No entanto, garante, o preço dos produtos está alinhado com o preço de pensos e tampões com posicionamento mais ecológico vendidos em lojas online na Europa e em lojas físicas especializadas. Garantir preços competitivos nas entregas é, por isso, mais um desafio. “Garantir as entregas das encomendas num curto espaço de tempo e com preços competitivos será um desafio a que as empresas do setor terão de responder. O comércio eletrónico será o futuro e estes parceiros têm de se tornar mais eficientes e competitivos”, vaticina.

As embalagens, essas, são também amigas do ambiente e são “discretas de forma a não se conseguir perceber o seu conteúdo” para serem entregues em qualquer local, no trabalho ou em casa, por exemplo. A “period box” também permite significativas poupanças ambientais. “Uma só embalagem e vários produtos diferentes vendidos avulso permitem eliminar diferentes embalagens em cada um”, termina.

Retrato da concorrência

Sem concorrência direta em Portugal, a Clementine considera as empresas britânicas TOMT e Freda os seus principais adversários. A TOTM é uma marca britânica ecológica, ética e sustentável de produtos de higiene menstrual. Conheceu a luz do dia em 2016 com a missão de facilitar a vida às mulheres menstruadas e ajudar o ambiente.

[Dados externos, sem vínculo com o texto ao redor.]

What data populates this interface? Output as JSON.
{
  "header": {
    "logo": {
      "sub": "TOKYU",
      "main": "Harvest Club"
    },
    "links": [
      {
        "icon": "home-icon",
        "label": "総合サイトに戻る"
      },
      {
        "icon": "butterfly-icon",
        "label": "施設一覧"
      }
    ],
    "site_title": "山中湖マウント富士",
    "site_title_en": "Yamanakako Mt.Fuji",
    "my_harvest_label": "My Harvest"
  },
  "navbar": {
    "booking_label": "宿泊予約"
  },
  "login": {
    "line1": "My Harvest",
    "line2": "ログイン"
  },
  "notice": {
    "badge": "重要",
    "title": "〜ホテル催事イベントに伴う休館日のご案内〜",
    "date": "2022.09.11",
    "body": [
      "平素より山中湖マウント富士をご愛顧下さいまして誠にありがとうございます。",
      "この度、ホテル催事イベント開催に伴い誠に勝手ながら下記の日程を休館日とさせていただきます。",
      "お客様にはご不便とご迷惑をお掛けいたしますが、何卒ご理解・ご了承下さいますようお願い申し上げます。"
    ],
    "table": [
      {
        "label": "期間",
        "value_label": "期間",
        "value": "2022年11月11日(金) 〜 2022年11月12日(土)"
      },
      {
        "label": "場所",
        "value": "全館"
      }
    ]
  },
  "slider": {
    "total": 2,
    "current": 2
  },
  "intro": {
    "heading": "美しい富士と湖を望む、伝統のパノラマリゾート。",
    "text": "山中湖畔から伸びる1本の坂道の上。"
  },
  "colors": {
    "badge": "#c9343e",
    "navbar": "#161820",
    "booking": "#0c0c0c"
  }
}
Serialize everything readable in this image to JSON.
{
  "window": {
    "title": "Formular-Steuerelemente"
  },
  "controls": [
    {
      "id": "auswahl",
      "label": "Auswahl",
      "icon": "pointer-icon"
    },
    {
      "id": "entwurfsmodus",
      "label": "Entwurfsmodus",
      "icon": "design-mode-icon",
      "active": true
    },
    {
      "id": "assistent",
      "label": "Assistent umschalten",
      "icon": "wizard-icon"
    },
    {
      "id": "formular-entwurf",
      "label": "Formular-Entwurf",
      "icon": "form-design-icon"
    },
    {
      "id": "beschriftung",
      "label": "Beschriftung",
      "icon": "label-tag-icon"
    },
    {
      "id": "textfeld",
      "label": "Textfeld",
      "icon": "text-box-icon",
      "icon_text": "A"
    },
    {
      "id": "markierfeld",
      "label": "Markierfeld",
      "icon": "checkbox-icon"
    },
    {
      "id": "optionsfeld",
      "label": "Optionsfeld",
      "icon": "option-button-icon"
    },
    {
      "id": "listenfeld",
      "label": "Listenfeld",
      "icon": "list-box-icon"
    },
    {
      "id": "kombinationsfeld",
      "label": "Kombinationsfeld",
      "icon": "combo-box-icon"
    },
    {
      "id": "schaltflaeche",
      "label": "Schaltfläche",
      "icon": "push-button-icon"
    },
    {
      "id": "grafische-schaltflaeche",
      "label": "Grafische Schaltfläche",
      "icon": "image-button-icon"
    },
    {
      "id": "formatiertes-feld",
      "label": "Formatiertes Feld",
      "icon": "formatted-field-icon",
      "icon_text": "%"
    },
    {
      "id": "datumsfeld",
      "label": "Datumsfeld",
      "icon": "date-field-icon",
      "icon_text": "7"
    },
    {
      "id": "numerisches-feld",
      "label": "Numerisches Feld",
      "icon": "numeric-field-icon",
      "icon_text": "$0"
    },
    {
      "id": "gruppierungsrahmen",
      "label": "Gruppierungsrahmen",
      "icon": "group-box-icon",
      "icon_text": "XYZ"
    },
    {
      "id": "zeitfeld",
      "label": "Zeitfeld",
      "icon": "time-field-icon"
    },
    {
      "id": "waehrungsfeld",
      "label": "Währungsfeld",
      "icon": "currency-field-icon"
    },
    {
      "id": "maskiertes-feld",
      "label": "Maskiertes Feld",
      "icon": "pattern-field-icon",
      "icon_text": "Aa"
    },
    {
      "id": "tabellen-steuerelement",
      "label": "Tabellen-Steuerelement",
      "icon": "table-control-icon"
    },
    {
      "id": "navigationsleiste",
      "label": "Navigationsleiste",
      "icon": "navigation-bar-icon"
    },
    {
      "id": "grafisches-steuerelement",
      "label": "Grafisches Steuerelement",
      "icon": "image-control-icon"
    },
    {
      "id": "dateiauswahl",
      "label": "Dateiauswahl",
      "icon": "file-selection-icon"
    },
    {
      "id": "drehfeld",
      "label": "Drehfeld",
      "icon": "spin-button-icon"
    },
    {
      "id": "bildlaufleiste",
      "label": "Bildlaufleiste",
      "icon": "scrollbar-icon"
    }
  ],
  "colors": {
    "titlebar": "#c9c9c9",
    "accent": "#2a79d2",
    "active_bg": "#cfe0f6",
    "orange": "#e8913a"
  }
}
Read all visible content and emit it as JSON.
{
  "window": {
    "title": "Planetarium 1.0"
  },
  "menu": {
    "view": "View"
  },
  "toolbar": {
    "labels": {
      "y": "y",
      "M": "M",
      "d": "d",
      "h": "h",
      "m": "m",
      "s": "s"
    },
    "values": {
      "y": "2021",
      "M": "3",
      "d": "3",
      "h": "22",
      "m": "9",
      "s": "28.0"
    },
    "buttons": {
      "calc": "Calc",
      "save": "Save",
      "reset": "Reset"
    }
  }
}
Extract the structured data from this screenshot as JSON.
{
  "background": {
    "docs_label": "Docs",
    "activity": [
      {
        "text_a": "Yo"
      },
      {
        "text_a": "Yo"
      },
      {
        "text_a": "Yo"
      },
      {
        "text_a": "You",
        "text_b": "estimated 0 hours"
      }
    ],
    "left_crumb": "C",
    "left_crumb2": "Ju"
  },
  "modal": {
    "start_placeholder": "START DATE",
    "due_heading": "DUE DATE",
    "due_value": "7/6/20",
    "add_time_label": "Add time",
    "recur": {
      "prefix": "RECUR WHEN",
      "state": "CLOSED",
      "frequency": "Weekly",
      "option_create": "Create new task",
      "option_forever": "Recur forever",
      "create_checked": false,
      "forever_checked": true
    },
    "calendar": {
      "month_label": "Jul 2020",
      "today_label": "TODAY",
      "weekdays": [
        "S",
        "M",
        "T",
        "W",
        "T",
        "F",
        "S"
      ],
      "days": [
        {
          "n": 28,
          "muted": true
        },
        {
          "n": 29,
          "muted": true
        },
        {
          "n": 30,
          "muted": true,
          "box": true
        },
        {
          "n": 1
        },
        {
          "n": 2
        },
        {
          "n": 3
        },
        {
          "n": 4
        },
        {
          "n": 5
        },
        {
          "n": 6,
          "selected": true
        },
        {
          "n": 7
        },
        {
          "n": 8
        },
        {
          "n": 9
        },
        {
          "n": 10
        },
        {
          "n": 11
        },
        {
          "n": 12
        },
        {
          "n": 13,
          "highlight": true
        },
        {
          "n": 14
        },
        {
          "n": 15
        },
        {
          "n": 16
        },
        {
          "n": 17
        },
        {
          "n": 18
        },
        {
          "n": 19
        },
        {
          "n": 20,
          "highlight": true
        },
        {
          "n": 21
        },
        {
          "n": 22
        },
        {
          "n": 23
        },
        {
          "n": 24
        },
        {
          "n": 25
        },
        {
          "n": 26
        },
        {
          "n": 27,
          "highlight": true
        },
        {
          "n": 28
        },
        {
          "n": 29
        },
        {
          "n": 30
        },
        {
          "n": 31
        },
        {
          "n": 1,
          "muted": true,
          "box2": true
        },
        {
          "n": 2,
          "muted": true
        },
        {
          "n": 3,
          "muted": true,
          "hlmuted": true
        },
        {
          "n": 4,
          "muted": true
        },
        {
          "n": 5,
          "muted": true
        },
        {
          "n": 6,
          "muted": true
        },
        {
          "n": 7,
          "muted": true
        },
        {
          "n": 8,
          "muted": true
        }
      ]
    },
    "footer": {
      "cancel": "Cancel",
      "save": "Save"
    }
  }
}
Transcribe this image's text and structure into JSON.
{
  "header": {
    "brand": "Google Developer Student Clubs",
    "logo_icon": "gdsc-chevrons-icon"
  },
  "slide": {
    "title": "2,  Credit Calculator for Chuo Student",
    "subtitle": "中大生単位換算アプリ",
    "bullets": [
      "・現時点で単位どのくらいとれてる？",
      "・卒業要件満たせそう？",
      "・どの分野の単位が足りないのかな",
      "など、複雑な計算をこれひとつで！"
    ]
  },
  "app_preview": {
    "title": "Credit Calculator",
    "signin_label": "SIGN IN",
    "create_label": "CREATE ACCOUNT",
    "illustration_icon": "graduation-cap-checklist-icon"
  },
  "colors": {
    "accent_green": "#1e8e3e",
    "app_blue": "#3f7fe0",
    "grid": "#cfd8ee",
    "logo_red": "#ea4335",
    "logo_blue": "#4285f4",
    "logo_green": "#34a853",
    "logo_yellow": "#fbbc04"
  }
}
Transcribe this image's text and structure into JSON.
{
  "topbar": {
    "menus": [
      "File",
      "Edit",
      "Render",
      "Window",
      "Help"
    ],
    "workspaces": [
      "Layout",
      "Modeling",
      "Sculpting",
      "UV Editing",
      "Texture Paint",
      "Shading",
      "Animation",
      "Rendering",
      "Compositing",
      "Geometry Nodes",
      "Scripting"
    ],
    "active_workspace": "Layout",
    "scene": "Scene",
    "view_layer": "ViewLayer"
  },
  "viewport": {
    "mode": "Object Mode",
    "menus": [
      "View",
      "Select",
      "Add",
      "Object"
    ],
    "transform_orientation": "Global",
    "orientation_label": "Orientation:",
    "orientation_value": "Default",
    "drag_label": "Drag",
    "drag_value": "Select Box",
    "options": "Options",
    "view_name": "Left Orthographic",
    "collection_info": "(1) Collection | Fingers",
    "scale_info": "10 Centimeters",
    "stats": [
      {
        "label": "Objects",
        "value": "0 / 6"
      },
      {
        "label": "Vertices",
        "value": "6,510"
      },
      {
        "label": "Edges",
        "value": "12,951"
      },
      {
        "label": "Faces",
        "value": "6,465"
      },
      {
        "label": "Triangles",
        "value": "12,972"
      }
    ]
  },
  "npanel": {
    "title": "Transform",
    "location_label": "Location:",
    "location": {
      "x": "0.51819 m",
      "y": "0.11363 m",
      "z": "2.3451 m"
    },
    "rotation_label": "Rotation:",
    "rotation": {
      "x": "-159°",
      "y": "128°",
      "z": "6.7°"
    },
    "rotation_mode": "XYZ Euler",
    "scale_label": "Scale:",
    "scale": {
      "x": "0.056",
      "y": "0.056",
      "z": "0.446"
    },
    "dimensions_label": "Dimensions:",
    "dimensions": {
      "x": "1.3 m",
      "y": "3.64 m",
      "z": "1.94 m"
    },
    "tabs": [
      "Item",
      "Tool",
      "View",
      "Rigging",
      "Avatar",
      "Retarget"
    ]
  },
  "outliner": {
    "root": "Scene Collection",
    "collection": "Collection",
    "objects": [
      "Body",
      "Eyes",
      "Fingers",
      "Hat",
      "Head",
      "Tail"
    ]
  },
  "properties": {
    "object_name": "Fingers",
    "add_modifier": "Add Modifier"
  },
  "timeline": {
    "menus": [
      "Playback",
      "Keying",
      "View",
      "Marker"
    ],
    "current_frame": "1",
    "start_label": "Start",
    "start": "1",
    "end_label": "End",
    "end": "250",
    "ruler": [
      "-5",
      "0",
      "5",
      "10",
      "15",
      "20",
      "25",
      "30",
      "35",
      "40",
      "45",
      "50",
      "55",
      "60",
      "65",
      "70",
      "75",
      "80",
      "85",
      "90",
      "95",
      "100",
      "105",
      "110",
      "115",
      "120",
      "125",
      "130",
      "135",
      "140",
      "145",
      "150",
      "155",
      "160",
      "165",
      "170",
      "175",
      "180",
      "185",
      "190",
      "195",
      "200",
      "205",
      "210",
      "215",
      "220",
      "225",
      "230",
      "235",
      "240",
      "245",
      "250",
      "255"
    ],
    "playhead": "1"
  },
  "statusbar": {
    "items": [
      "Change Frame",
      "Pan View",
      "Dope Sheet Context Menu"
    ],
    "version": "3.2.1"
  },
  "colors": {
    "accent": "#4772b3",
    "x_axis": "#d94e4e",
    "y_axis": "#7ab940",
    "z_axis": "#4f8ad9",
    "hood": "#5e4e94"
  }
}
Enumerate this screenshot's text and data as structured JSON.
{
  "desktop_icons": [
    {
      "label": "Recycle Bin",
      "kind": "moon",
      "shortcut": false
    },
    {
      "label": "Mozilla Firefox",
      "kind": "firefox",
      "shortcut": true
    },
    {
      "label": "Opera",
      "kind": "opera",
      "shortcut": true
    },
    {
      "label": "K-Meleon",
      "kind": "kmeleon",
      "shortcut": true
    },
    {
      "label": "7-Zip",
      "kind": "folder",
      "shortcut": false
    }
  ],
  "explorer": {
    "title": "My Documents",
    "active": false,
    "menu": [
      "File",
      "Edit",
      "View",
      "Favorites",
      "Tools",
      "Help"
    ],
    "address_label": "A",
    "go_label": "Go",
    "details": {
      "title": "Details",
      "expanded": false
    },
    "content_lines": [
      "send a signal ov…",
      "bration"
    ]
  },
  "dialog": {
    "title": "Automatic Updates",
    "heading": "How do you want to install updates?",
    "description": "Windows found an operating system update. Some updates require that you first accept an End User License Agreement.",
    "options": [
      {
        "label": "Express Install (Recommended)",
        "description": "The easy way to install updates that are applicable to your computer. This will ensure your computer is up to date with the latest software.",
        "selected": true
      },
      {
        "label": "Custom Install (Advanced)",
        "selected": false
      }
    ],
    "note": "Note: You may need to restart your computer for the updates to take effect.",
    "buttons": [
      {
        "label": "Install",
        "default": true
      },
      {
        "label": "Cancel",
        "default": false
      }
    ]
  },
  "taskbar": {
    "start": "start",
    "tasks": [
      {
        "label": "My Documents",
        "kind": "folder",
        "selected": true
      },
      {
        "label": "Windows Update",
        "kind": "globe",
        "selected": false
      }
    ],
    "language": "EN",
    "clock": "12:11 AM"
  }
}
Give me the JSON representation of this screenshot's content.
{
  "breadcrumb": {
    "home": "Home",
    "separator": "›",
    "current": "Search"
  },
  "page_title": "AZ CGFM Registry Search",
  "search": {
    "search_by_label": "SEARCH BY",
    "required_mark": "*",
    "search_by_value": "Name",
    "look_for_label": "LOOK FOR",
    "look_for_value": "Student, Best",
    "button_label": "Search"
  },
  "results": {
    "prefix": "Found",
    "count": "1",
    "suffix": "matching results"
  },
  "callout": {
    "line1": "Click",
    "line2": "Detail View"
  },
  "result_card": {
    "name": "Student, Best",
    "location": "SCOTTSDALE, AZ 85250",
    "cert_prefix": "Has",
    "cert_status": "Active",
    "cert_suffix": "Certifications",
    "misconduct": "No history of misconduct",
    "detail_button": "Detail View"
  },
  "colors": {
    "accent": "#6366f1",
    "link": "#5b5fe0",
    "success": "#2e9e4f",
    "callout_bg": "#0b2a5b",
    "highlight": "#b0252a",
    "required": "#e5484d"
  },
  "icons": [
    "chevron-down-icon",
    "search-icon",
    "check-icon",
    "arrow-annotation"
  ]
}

Os produtos estão registados na The Vegan Society.

O modelo de negócio core da empresa assenta num negócio de subscrição com entrega ao domicílio, através da sua própria loja online, mas também comercializa dos seus produtos na cadeia de distribuição britânica Tesco e nos retalhistas Superdrug Online e Urban Outfitters.

A oferta consiste numa linha de pensos higiénicos e tampões feitos com algodão orgânico com certificação GOTS. Ao contrário do algodão convencional, o algodão orgânico é cultivado sem utilização de químicos e outros produtos nocivos ao ambiente.

Em comunicado publicado no seu site, a TOMT indica que está a revolucionar o mercado “femcare”, avaliado mundialmente em 29 mil milhões de libras (cerca de 32 mil milhões de euros), com o lançamento de produtos sustentáveis, incluindo tampões de algodão orgânico e copos menstruais reutilizáveis. A marca diz ter uma quota de 40% do mercado de cuidados menstruais orgânicos no Reino Unido, à boleia de consumidores cada vez mais preocupados com o meio ambiente ou com problemas de saúde associados ao plástico descartável. No ano passado, a TOMT alcançou um volume de negócios de 1,3 milhões de libras (cerca de 1,5 milhões de euros). Nos últimos três anos, atingiu uma taxa composta de crescimento anual (CAGR) de 176%.

A Freda, por sua vez, é uma startup baseada no Reino Unido com um modelo de negócio de subscrição online com entrega ao domicílio e além da vocação ambiental tem um forte propósito social. Por cada subscrição realizada na sua loja online, a empresa financia a empresa social – KiliPads – dirigida por mulheres na Tanzânia, para produzir e distribuir pensos higiénicos reutilizáveis localmente pelas escolas do país.

A sua fundadora, Affi, quando confrontada com as notícias que davam conta de refugiados presos em fronteiras europeias, e relembrando a sua própria experiência de refugiada, pensou naquelas mulheres sem acesso a produtos menstruais, já que estes produtos não fazem parte dos kits de higiene distribuídos pelas organizações de ajuda humanitária. Resolveu, assim, lançar o seu próprio negócio e partilhar o lucro com empresas que possam produzir e distribuir estes produtos entre os mais necessitados.